Hoje, essa contradição parece estar sendo superada, e uma das razões mais importantes é exatamente a terceirização. E isso é fácil de ver, se analisarmos as suas duas espécies.
É que, em nosso país, a palavra “terceirização” tem sido usada em dois sentidos, ou para duas situações diferentes: a) quando a empresa externaliza suas etapas de produção; b) quando a empresa internaliza trabalhadores alheios.
A primeira forma evoluiu em meados do século XX, na indústria de automóveis, e hoje, como sabemos, espalha-se por quase todos os lugares. Já a segunda faz sucesso há menos tempo, embora tenha origens ainda mais remotas: basta lembrar, por exemplo, que na Grécia antiga já se alugavam escravos para o trabalho nas minas.
Enquanto a primeira forma de terceirizar – ao lançar para fora etapas do ciclo produtivo - fragmenta objetivamente os trabalhadores, a segunda os divide também subjetivamente, opondo terceirizados a empregados comuns.
Assim, pelo menos em termos de tendência, já se pode pensar em produzir sem reunir, e até mesmo em reunir sem unir. Os trabalhadores estão menos juntos nos dois sentidos – físico e emocional ou psíquico.
E a consequência se faz presente no Direito do Trabalho, que é um Direito diferente - pois como opõe os que têm aos que não têm os meios de produção, está sendo sempre tensionado, e depende em boa dose da força coletiva.
Assim, em todo o mundo, praticamente, as fontes materiais do Direito do Trabalho vão se tornando menos presentes - e isso quando o próprio conteúdo de suas matérias não se inverte. Além disso, o grau de efetividade decresce.
Em outras palavras: depois de expropriar os trabalhadores dos modos de produzir e de defender suas vidas, o capital os expropria dos meios de produzir e defender suas leis.
Antes, a mesma fábrica – grande, vertical, homogeneizadora – que explorava os homens também lhes permitia, paradoxalmente, reduzir a exploração. Se de um lado dividia o trabalho, ao mesmo tempo somava os trabalhadores.

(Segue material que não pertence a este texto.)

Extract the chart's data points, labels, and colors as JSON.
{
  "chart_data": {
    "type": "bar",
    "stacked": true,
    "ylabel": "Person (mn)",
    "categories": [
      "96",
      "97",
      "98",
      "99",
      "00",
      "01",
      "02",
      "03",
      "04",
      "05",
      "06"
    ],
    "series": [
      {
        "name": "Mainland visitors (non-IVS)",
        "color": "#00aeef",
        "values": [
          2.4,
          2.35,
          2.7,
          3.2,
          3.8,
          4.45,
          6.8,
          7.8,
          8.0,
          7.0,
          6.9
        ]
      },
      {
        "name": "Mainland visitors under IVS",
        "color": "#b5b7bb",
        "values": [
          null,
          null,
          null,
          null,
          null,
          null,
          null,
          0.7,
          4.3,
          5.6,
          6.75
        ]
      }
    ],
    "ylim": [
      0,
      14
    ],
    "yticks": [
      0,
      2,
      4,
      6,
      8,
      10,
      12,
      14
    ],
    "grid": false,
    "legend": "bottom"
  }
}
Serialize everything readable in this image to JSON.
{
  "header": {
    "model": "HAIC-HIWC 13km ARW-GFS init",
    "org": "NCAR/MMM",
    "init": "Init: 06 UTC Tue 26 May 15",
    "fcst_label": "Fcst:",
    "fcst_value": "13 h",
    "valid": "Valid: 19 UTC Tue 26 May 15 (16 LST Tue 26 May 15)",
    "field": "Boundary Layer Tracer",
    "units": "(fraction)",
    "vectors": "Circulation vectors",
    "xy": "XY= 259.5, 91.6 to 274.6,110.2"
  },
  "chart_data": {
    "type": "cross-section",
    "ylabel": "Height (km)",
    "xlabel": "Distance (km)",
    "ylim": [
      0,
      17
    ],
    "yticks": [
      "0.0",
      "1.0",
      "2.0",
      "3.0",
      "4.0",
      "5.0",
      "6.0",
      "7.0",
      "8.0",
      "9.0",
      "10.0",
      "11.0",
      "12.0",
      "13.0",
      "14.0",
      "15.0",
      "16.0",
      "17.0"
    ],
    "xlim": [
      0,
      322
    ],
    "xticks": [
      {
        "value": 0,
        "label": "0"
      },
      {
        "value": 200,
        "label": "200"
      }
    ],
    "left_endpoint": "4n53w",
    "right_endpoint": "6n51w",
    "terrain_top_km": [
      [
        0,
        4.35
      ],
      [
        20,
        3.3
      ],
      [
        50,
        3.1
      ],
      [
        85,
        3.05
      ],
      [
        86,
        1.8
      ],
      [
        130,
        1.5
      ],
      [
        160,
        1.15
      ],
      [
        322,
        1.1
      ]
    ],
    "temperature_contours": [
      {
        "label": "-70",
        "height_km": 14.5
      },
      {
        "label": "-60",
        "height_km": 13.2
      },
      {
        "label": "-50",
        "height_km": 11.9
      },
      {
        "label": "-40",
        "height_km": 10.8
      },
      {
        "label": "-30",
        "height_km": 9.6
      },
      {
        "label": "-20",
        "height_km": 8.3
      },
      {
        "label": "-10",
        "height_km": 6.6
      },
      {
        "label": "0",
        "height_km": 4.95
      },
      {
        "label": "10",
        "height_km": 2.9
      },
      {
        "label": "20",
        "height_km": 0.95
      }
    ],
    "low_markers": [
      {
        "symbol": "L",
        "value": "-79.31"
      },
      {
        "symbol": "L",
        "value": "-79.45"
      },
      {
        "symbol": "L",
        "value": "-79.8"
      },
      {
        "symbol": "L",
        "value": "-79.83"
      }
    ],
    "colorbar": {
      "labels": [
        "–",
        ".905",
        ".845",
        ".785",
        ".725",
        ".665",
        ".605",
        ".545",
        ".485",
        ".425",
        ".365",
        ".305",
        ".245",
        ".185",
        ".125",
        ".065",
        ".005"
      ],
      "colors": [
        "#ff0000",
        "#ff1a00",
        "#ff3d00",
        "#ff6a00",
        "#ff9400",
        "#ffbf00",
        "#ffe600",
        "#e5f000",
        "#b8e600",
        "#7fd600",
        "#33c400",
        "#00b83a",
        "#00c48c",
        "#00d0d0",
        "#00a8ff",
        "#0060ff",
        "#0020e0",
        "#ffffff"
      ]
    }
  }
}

Nesse sentido, talvez se possa concluir até que a alienação produzida pela linha de montagem atuava como fator favorável à luta coletiva, na medida em que o empregado podia encontrar no sindicato a identidade, o orgulho e a satisfação que o trabalho lhe sonegava.
É verdade que essa hipótese parece incompatível com a realidade brasileira, onde o sindicato viveu, por muito tempo, atrelado ao Estado; mas mesmo esse atrelamento, na prática, nunca foi absoluto, e por isso não impediu experiências libertárias – como as que criaram as centrais sindicais, só para citar um exemplo.
Mas o que importa mesmo é notar que as relações de trabalho vêm sofrendo uma profunda transformação. Hoje, a fábrica se dissolve – repartindo-se - e desse modo se resolve, pois vai dissolvendo também os encontros, tanto físicos quanto subjetivos. Mesmo quando o trabalho se recompõe, tornando-se menos dividido, os trabalhadores já não se somam como antes.
Por tudo isso, a terceirização não é apenas o que parece ser. Mais do que uma nova técnica de estruturar a empresa, ou de produzir de forma flexível, ou de enfrentar a concorrência, ou mesmo de reduzir os custos (como a acusam tantas vezes com razão), ela esconde uma estratégia de poder.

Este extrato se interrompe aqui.